Она угрюмо растягивала утро, с умыванием над садовым рукомойником, с древесно рассохшимся мылом... Гуляла по траве босая: желтоватые ноги яблочной чистоты. Взялась за бульварный роман, хоть чем-то занять мозги и время…

— Здра-асьте...

На пороге стояла старушка с очень милым и русским лицом, двумя седыми кочками из-под платка, совсем как в детских книжках рисуют. Кофты, тряпки, все теплое и когда-то цветное; калоши...

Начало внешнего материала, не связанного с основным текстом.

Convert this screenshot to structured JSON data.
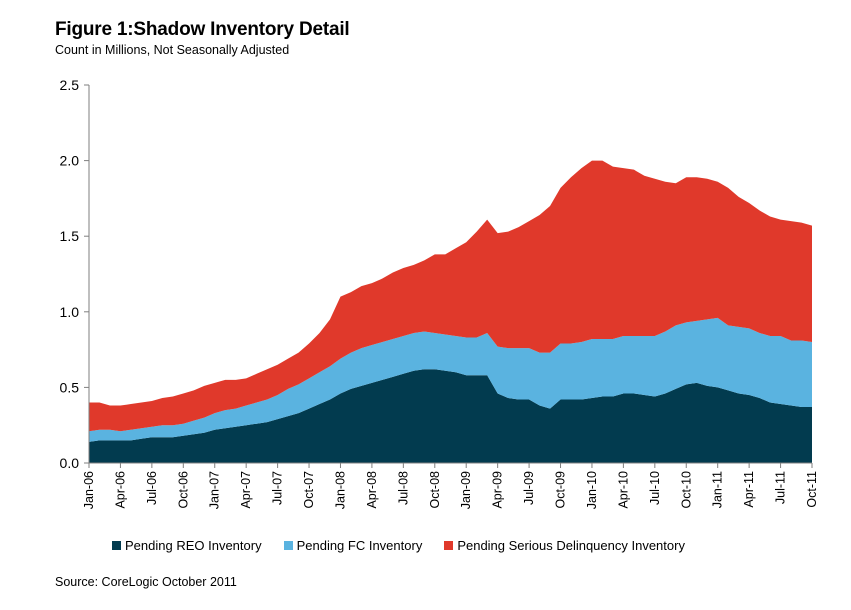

Они заговорили с Костей, стало ясно, что это и есть баба Маша, пассия — бес в ребро! — Кузьмича, а принесла она вкуснятинок для дорогих гостей. Грибочки, помидорчики, вареньице, и все уменьшительно-ласкательно, и достает, достает из сумки туманные баночки.

Все это время Костя, как полагается, слабо поводил рукой, бормотал что-то в духе “баб Маш, ну ты как всегда”, “да не надо”, “да куда нам столько”, “да хоть чайку попей”. Еве тоже стало стыдно. А этот... так и будет мямлить только для приличия.

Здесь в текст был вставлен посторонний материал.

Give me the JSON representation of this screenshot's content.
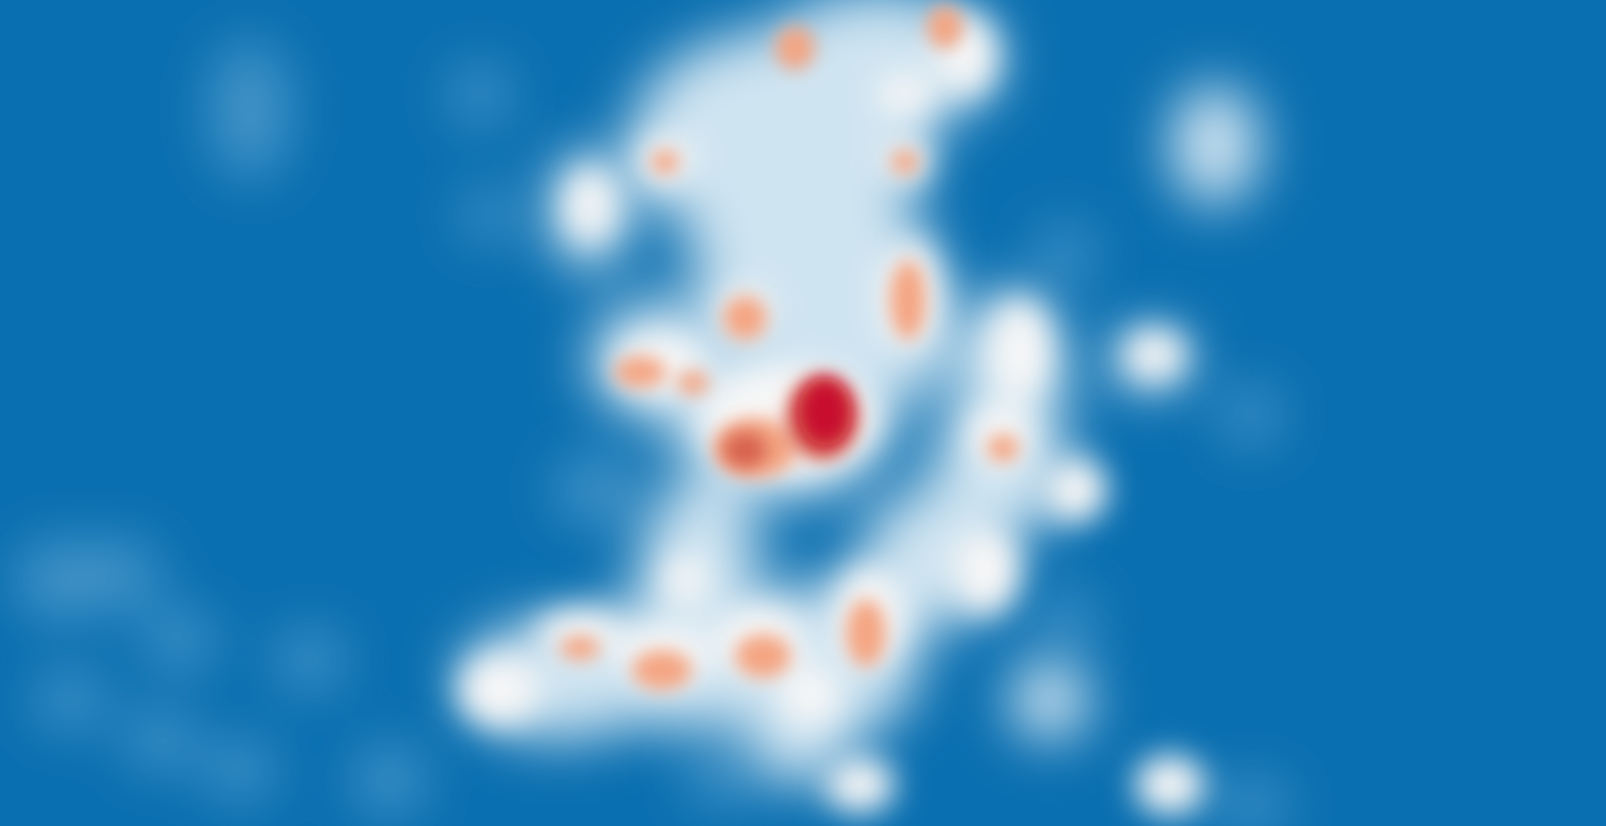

— Проходите, проходите! Бабуля! Сейчас с вами сядем, чай нальем... Вы куда?

Бабуля, с изменившимся лицом, панически выставляла последние банки, подхватив легкую сумку, — “ой, внученька, нет, побегу” — и побежала, оставив девушку в полном недоумении. Что? Что она сделала не так?!

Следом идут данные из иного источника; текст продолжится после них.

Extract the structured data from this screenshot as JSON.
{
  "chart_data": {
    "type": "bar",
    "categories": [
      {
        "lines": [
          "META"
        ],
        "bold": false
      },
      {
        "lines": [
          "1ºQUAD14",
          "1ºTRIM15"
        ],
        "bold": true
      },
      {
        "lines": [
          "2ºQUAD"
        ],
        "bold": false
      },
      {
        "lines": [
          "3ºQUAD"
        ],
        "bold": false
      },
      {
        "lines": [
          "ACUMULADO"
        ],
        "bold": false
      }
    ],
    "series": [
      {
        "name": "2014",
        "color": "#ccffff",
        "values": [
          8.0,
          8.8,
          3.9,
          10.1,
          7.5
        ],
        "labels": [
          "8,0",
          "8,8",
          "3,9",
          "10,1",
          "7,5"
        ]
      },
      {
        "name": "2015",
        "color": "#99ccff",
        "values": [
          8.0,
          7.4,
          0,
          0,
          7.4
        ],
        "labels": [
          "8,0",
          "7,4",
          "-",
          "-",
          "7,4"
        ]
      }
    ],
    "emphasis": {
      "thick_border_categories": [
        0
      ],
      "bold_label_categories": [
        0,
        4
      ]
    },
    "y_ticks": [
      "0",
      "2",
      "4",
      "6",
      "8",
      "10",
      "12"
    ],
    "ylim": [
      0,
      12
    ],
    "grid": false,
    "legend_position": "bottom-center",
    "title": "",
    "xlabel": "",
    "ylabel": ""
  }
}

— Не обращай внимания. Бывает, — нехотя пояснил Костярин. — Только ты ее не называй больше бабулей, ладно?

И рассказал — просто, буднично, без обывательского слюноотделения, — что баба Маша здесь из-за родного внука. Топором, ага. Обычная история, во всех газетах таких вагон: алкаш, отбирал пенсию, бил, ну и... В Лодыгино прибыла подавленная — не то слово! А тут Кузьмич. Этот кого хочешь взбодрит. Вот и крутят роман, сколько уже. Все несчастья в прошлом. “Ха, бегают огородами, встречаются, как школьники. Самим уж по восемьдесят...”

Ева посмеялась тоже и только сейчас заметила, что — как ни в чем не бывало — уселась с Костей за утренний чай, от которого отказывалась так зло. И еще заметила, что и болтают они легко и весело, словно пробило стену — стену, которую она и не хотела ломать.

Могильщики ломали грунт.

Расхлябанный мотороллер, с годами терявший следы красной эмали, все приближавшийся цветом к земле, буднично так, веселенько стоял себе на Краю — на краю кладбища. Парни работали молча, так и не попытавшись нащупать общих тем, хоть самых банальных. Плечи выразительней, чем лица. Да иные вряд ли были способны на разговор.